ValueError: Module 'layers.0.attention' not found in model. The FQN is wrong. The error message prints the first 20 available names — check capitalization and the layers.{idx}. prefix (integer keys are stringified by ModuleDict).

store.get(name) returns None. The hook never fired. Either the forward pass didn’t reach that layer (PP rank?), or the module returned a non-tensor/non-tuple. See Tuple outputs.

RuntimeError: can't convert bfloat16 numpy(). save_activations was called on a bf16 tensor. Cast with .float() first — see Dtype caveat.

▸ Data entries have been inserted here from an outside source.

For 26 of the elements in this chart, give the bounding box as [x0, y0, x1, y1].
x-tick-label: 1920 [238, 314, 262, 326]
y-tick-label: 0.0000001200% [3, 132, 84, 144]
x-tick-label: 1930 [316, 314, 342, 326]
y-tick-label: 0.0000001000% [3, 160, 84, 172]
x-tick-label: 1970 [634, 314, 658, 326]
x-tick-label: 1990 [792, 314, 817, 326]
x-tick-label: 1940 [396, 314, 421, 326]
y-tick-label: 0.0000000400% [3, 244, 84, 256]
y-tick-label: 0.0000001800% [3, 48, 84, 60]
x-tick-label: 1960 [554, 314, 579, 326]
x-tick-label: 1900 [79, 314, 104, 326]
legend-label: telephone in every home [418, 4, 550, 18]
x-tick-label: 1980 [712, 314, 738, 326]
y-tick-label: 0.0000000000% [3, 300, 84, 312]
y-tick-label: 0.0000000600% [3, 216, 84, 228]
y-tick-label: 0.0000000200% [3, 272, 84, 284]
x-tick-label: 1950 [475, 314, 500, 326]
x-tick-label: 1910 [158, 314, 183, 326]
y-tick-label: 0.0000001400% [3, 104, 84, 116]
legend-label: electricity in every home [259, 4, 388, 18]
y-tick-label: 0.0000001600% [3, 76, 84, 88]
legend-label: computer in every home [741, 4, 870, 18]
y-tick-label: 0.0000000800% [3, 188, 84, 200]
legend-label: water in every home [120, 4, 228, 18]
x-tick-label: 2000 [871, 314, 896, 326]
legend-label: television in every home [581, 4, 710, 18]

Host RAM OOM mid-run. You’re capturing too many layers × samples. Cut max_samples, reduce layers, or slice the seq dim inside a custom extraction loop before appending to results.

Memory leak across repeated extract_representations calls. Make sure ActivationStore.disable() is being called. The helper does this in a finally block, but if you’re using the class directly and an exception fires before disable(), the hooks stick around on the model and every future forward captures into the stale store. Always wrap manual use in try / finally.

See also

  • Generate from checkpoint — the registry.get_model + dcp.load pattern used above to load a checkpoint into a single-GPU model.

  • Architecture § Model — the layer FQN layout (layers.{i}.attention, layers.{i}.mlp, etc.).

  • Data § Datasets — the dataset class used in the quick-path example; any map-style dataset yielding {"input_ids": ...} works.

  • Training § Hooks — the unrelated training-loop hook interface (TrainingHook). Activation hooks observe the model’s forward pass; TrainingHook observes the training loop.

  • kempnerforge/model/hooks.py — the ~180-line module that defines ActivationStore, extract_representations, and save_activations.